Paper using LiP for identification of protein-metabolite interactions now out in Cell!

Congratulations to Ilaria, Valentina, Paola and members of the Sauer lab as their paper 'A Map of Protein-Metabolite Interactions Reveals Principles of Chemical Communication' was accepted by Cell and is now online. The paper presents a chemoproteomic workflow for the systematic identification of metabolite-protein interactions directly in their native environment. 

by Paul Boersema

Metabolite-protein interactions control a variety of cellular processes, thereby playing a major role in maintaining cellular homeostasis. Metabolites comprise the largest fraction of molecules in cells, but our knowledge of the metabolite-protein interactome lags behind our understanding of protein-protein or protein-DNA interactomes.
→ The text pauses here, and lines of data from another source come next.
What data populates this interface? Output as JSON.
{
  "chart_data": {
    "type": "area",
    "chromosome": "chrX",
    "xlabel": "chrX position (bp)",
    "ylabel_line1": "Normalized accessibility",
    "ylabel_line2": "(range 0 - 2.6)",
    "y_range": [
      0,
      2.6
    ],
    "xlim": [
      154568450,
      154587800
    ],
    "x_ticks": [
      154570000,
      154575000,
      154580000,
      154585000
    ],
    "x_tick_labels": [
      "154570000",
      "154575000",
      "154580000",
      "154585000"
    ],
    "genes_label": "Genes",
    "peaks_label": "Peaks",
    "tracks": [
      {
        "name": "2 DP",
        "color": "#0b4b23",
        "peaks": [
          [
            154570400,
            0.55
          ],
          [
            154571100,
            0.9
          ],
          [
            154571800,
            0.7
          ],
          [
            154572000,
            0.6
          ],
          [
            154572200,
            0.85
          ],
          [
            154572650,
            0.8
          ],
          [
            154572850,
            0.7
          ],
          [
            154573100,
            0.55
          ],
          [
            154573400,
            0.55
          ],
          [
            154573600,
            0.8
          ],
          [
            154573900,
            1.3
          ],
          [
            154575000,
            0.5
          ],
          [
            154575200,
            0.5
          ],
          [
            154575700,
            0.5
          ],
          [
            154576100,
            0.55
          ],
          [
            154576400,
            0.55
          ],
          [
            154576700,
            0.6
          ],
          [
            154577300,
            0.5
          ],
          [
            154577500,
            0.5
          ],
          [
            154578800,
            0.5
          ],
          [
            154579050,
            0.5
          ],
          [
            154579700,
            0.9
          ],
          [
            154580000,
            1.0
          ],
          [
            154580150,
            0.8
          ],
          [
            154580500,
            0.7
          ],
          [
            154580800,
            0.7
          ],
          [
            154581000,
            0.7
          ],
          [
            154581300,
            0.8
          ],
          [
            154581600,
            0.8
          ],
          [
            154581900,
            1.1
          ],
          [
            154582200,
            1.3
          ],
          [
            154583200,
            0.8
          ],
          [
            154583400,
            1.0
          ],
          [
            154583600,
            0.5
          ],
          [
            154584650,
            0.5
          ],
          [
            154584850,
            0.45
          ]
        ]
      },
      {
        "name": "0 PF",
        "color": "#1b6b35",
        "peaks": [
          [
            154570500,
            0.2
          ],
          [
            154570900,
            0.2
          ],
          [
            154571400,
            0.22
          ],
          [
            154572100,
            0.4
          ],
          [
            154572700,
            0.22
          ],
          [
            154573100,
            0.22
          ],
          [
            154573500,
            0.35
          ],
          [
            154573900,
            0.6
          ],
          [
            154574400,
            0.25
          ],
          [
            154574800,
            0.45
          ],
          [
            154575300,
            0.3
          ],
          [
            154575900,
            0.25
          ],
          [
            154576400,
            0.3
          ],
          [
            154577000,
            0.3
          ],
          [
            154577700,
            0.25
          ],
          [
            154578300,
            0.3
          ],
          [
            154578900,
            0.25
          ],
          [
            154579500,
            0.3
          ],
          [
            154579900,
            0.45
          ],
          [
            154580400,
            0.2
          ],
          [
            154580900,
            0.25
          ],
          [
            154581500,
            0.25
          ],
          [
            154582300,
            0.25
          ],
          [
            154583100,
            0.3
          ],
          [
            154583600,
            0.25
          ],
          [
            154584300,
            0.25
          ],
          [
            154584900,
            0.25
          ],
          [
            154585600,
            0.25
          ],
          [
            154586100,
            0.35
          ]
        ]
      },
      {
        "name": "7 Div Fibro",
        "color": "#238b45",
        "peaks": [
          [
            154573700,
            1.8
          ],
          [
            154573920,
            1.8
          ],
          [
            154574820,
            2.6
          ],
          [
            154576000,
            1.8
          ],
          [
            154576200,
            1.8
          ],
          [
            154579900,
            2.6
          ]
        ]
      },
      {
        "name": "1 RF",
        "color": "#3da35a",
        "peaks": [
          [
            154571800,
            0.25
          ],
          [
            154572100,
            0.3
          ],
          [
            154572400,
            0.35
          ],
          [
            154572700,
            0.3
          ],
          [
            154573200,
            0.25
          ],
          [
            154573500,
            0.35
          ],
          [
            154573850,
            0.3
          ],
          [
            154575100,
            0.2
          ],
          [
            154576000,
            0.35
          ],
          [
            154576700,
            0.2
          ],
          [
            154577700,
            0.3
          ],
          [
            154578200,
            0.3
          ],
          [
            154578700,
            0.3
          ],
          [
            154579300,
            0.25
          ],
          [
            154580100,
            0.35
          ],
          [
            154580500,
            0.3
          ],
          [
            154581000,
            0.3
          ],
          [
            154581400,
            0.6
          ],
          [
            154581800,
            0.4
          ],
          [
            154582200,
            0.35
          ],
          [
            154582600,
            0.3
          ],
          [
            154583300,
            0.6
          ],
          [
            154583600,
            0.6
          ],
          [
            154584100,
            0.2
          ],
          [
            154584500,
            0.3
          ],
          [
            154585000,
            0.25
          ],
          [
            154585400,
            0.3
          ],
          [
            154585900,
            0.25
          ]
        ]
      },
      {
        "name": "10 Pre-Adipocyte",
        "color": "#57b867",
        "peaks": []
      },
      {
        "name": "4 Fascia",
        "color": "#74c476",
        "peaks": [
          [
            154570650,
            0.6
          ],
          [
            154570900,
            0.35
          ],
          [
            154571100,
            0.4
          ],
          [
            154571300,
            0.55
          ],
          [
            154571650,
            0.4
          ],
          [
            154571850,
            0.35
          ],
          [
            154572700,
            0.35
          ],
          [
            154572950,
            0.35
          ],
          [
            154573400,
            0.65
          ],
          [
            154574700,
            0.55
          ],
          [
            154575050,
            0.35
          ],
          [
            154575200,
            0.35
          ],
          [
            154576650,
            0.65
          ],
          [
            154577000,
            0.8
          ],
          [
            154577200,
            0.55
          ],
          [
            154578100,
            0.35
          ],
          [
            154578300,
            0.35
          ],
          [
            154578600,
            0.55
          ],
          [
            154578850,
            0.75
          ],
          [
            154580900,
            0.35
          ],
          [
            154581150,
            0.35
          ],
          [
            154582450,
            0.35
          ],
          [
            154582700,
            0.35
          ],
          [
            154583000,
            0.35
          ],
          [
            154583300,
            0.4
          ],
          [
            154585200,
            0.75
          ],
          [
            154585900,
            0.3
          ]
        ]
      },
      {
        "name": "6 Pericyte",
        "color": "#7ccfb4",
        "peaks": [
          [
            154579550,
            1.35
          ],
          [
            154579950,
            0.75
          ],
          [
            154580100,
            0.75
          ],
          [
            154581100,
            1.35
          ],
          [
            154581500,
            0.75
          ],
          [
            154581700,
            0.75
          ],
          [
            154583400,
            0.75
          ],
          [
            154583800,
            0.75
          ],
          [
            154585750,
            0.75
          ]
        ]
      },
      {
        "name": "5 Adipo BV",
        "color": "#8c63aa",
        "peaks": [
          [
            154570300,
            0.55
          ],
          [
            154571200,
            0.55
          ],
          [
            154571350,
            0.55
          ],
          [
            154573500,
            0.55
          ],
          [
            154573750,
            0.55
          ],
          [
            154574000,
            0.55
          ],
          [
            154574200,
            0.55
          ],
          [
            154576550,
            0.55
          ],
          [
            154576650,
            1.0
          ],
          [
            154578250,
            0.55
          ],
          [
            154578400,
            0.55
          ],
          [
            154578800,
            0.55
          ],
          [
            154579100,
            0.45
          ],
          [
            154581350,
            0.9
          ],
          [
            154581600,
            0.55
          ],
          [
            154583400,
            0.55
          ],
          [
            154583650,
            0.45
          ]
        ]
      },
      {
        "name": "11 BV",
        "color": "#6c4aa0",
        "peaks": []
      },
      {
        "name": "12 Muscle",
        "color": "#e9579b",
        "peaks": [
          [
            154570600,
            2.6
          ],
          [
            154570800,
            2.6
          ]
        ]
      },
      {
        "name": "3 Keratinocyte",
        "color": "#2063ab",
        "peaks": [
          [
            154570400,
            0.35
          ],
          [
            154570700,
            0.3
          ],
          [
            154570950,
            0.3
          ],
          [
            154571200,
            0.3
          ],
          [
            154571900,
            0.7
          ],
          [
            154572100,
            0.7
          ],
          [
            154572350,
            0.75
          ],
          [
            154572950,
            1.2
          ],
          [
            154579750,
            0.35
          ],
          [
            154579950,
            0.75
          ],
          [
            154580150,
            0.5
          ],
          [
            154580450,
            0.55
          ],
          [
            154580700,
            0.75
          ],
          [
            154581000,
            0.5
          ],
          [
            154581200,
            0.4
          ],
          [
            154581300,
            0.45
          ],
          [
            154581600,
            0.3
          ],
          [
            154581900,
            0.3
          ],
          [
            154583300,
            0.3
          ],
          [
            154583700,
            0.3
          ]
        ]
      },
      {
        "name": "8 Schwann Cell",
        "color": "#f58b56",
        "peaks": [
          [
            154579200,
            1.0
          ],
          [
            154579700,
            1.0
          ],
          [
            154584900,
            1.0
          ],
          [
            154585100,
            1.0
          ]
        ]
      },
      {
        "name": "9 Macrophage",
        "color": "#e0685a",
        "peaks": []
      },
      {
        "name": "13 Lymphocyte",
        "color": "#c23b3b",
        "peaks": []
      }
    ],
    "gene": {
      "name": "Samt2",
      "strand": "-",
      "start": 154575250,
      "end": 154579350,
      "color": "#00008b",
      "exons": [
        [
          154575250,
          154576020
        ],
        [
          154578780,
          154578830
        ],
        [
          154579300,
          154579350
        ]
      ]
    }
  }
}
Here, we present a chemoproteomic workflow for the systematic identification of metabolite-protein interactions directly in their native environment. The approach identified a network of known and novel interactions and binding sites in Escherichia coli, and we demonstrated the functional relevance of a number of newly identified interactions. Our data enabled identification of new enzyme-substrate relationships and cases of metabolite-induced remodeling of protein complexes. Our metabolite-protein interactome consists of 1,678 interactions and 7,345 putative binding sites. Our data reveal functional and structural principles of chemical communication, shed light on the prevalence and mechanisms of enzyme promiscuity, and enable extraction of quantitative parameters of metabolite binding on a proteome-wide scale.